Não será difícil visualizar Simone, no entanto. Vê a mulher ao meu lado, olhando para as esculturas recém-dispostas no quintal? É ela.
Cabelos longos e bem lisos, praticamente brancos. Usa um vestido longo e no seu antebraço (reparei) há marcas de tinta que denunciam que estava, não fazia muito tempo, trabalhando em seu ateliê. Usa óculos com uma armação grossa, branca, redonda, mas levemente puxada nos cantos, lembrando olhos de gatinhos. Por trás dos óculos, um rosto empolgadíssimo.
Ela me contava sobre a exposição e o que estava pensando para aquela obra. As 21 árvores, esculpidas em compensado (ainda faltava terminar algumas), representavam a força da vida. Uma ao lado da outra, pareciam ser a mesma árvore em seu processo de crescimento.
Cada uma delas corresponderia a um ano de vida, somando vinte e um, o tempo que leva para a formação de uma pessoa estar completa; o que ela fez pensando principalmente na maioridade de sua filha Madê, no momento, com 8 anos. As cores do arco-íris também eram uma homenagem às pessoas LGBT.
“Mas não tá legal assim, não”, ela disse de repente. Ao ver as árvores juntas, dispostas numa espiral crescente, com as árvores menores no meio e as maiores do lado de fora, Sim pareceu mudar de ideia. “Vamos colocar elas mais espalhadas, como uma floresta” e, juntamente com a fofíssima filha de Sim e com Marcos, que estava comigo, ajudei Sim a mover as árvores pelo quintal, para testar algumas fotografias.
Boa parte do fazer artístico está ali, durante o processo. Arte não é algo que chega pronta, acabada, passa pelos dedos do artista e chega a uma tela ou papel já perfeita. Ao contrário do que muita gente pensa, não vem como mágica.
Naquele momento, me identifiquei muito com Sim. O que ela fazia ali é bem uns 70% da minha rotina de trabalho: muda, mexe, desfaz, refaz, experimenta, reescreve. Não tá legal assim. E se for assim? E no meio do processo ter uma ideia nova que vai levar o texto para uma direção tão inesperada que, se fosse um novo obstáculo surgindo no caminho, eu certamente bateria meu tornozelo lá.
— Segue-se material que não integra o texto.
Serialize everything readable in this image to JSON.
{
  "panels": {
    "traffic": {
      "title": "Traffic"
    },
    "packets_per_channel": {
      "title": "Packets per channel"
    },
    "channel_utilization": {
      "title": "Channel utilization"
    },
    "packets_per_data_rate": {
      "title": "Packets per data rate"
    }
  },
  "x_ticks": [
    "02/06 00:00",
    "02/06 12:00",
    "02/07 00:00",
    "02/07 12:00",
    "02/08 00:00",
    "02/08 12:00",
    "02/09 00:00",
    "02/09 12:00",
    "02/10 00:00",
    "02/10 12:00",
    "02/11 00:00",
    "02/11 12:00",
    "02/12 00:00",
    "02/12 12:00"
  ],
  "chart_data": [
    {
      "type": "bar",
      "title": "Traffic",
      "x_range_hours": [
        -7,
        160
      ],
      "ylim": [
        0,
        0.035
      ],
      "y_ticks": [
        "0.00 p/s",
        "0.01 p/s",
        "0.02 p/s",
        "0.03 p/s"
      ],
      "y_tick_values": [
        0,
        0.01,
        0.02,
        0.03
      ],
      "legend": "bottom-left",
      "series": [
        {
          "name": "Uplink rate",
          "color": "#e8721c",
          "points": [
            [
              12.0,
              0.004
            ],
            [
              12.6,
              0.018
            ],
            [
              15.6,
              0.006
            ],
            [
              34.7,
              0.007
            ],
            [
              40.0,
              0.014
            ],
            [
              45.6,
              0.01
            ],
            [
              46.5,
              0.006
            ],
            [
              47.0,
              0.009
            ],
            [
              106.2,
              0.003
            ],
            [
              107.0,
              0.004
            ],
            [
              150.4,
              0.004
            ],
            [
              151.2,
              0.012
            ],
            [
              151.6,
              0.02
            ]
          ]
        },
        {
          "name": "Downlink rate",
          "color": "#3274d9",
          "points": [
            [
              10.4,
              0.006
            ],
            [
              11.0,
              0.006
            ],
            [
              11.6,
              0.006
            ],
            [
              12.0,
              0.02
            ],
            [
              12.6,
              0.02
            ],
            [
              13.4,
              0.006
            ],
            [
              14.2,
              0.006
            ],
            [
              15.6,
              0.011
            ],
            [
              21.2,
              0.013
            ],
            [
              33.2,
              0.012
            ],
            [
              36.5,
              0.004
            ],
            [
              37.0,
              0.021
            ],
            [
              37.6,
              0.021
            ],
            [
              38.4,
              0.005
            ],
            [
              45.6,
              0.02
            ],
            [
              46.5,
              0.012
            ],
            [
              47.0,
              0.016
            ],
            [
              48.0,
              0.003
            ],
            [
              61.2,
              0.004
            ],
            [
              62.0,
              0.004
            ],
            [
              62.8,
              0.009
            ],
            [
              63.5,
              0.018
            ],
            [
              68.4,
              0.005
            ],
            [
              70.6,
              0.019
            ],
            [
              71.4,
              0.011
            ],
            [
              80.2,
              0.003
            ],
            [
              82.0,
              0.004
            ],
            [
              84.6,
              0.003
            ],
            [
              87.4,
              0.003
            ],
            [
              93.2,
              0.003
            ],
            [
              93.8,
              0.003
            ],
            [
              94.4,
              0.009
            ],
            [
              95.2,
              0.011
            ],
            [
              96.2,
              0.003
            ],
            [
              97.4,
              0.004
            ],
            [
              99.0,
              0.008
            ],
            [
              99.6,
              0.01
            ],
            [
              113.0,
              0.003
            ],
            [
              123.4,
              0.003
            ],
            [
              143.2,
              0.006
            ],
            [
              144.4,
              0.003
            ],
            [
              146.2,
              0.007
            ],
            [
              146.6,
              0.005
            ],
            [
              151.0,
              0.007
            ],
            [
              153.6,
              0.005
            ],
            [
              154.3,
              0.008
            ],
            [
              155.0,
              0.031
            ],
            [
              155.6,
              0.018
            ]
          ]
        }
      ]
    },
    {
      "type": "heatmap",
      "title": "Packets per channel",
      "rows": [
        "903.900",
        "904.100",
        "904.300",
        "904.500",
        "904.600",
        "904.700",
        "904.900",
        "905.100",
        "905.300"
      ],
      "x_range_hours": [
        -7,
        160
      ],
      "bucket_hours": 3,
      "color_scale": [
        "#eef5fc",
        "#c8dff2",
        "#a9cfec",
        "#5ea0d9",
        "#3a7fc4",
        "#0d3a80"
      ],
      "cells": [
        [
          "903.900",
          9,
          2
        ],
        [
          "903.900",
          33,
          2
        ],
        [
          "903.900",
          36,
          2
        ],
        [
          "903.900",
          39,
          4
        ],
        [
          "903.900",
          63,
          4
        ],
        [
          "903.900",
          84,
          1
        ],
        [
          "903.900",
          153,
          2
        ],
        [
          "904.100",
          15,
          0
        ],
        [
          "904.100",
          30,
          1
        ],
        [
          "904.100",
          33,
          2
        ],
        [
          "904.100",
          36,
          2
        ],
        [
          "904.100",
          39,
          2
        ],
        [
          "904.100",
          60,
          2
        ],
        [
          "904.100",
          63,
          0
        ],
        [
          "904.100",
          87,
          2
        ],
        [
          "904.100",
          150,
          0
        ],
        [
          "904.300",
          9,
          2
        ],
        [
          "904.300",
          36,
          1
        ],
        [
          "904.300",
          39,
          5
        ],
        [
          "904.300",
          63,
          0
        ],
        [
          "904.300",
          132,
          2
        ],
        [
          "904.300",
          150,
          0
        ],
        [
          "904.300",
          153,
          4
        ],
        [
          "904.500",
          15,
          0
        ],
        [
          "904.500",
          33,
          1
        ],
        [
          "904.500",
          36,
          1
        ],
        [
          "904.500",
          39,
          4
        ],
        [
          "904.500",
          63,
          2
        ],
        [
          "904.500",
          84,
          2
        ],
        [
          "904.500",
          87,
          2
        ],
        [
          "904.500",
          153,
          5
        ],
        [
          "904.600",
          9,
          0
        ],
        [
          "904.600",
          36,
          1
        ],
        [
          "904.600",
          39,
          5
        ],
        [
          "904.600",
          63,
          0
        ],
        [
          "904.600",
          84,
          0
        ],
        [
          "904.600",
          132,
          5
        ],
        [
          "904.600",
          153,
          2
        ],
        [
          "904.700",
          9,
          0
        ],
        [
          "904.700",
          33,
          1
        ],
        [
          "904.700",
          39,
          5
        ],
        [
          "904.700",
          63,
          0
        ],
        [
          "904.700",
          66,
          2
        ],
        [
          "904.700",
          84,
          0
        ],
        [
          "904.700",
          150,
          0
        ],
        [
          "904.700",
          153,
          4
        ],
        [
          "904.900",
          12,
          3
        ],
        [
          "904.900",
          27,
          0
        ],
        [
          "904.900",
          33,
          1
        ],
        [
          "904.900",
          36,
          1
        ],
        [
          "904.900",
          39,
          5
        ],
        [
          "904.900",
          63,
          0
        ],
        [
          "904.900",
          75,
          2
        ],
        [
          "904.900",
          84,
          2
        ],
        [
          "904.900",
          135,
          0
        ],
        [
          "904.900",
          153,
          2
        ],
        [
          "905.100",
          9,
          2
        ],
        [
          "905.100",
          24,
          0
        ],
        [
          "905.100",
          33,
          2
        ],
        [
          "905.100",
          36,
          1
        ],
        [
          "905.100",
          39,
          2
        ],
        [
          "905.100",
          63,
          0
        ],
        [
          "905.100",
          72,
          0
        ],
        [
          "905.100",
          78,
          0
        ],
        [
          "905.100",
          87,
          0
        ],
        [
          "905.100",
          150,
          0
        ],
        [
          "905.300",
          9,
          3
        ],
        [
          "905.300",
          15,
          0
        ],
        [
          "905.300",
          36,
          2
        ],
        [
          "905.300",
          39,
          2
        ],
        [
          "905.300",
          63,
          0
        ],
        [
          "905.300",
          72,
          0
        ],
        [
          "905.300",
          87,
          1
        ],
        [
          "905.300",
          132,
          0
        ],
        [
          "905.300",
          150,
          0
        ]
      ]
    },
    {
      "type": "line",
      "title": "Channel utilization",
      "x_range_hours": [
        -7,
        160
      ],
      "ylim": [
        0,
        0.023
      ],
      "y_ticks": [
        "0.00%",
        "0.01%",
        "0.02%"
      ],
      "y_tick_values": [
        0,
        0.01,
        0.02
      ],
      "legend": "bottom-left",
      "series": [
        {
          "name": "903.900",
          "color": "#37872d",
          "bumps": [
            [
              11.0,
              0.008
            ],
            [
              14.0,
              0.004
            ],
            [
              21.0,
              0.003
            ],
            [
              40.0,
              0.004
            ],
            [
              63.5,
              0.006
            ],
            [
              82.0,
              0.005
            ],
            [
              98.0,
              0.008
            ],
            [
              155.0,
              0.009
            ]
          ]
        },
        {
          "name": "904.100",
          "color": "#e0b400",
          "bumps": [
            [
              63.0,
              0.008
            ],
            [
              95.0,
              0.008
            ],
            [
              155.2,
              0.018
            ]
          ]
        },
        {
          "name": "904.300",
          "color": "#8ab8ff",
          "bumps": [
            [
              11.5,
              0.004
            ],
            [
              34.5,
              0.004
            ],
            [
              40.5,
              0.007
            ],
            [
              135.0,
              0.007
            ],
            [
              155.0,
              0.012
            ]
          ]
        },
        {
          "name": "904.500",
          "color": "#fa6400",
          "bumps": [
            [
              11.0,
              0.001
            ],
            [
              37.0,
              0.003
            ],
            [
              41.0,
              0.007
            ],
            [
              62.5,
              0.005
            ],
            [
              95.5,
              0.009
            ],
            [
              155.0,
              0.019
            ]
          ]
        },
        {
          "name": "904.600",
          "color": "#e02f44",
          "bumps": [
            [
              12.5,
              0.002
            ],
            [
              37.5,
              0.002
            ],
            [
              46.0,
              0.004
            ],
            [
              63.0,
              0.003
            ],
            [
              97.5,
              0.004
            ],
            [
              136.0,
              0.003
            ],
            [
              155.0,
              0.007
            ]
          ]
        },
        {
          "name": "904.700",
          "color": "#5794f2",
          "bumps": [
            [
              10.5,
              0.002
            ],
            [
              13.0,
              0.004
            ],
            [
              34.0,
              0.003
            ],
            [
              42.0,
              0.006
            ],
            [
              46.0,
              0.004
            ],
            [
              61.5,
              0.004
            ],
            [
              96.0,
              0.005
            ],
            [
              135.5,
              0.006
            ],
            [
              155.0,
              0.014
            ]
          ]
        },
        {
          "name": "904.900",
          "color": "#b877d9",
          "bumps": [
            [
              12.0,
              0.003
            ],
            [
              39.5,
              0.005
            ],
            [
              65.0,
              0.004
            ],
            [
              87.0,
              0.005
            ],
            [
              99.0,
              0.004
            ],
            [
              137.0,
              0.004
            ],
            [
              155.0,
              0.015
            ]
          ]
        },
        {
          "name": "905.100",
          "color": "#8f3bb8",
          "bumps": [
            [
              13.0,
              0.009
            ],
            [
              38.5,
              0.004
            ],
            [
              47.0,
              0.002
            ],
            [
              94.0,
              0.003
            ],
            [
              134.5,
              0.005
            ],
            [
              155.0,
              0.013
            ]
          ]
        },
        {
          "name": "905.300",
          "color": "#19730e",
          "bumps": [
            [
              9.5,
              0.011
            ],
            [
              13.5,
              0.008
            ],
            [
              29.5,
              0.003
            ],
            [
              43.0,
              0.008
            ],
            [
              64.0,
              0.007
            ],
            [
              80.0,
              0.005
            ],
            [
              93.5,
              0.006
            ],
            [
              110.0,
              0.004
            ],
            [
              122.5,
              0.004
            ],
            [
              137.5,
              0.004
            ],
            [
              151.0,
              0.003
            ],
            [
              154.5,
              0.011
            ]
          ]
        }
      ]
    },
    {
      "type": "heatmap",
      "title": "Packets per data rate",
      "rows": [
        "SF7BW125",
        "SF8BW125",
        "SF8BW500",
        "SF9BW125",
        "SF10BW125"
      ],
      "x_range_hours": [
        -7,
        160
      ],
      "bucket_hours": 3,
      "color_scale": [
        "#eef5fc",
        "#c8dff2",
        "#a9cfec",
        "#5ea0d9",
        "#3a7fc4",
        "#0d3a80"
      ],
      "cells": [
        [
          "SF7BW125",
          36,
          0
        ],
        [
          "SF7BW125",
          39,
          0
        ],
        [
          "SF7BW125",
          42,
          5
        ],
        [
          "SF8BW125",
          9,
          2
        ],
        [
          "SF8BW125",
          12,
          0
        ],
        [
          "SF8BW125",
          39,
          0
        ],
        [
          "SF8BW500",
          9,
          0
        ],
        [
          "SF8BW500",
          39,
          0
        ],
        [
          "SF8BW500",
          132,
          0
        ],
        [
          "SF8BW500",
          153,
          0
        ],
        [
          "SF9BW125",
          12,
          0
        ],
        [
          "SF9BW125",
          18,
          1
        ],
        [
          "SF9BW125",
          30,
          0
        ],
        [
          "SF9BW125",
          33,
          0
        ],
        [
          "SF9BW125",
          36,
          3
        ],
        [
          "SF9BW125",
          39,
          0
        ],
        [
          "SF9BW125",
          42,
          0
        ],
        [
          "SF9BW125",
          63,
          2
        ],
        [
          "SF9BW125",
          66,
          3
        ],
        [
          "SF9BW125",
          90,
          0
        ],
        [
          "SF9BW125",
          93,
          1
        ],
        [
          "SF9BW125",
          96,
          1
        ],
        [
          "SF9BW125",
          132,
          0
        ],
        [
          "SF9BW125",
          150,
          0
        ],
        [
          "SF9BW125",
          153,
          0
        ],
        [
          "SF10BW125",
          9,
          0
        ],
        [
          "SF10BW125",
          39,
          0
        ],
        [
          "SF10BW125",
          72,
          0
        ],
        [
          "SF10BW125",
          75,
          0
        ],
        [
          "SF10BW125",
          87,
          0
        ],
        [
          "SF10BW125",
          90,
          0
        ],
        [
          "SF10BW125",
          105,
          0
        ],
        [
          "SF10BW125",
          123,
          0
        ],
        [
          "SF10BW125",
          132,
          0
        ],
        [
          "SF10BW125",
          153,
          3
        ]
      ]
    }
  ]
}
A floresta deixou Sim mais satisfeita. Estava se aproximando do que ela queria. Mas ainda não estava pronto. Mais trabalho para os próximos dias.
Enquanto isso, ela me convidou para conhecer seu ateliê. Um cômodo cheio de suas pinturas, materiais, compensados de madeira encostados na parede, e uma mesa bem no meio, com uma das árvores esperando para ser esculpida. Ali conversamos.
Simone, nascida em Florianópolis, é formada em Psicologia (uma mera coincidência ser minha segunda entrevistada com essa formação, juro). Mas acabou seguindo para o caminho das artes, fazendo cursos de pintura e escultura.
– Há quanto tempo você pinta? – perguntei.
– Desde criança, como todo mundo. Aquilo já fazia parte da minha formação como artista, da mesma forma que você também já escrevia quando criança! Como separar, né? Por isso, minha exposição é para celebrar não só meu tempo de carreira, mas meus 50 anos de vida – ela respondeu, entre risos simpáticos.
Então me explicou que o tema presente em suas pinturas – as árvores, espirais, espermatozóides dançando em torno de óvulos, sempre em cores tão vibrantes quanto sua própria personalidade – é algo no qual ela vem trabalhando há 17 anos, e que surgiu graças ao acaso:
– Eu estava fazendo uma pesquisa com materiais e fiz uma exposição só com piche em cima da tela. E piche é assim: compra um bloco, quebra, põe numa panelinha, esquenta e vai jogando quente sobre a tela. Nessa, acho que bateu no meu dedo, algo assim, porque pingou um tanto na tela, e fui tentar puxar e acabou virando um rabo. Parecia um espermatozóide! Quando percebi, adorei.
Sim me mostrou esse quadro, um risco preto em forma de espermatozóide sobre uma tela branca, um feliz acidente que serviu de inspiração para suas obras seguintes. Ela conta que ficou obcecada com o tema, que na época envolvia sua ideia de fertilidade: começou a criar telas com espermatozóides e óvulos, e chegou a criar 54 obras com variações dessas formas.
– Depois que eu fiz uma exposição com essas obras, lá pelo ano 2000, eu resolvi viajar pelo mundo. Estava com passagem comprada para a Austrália.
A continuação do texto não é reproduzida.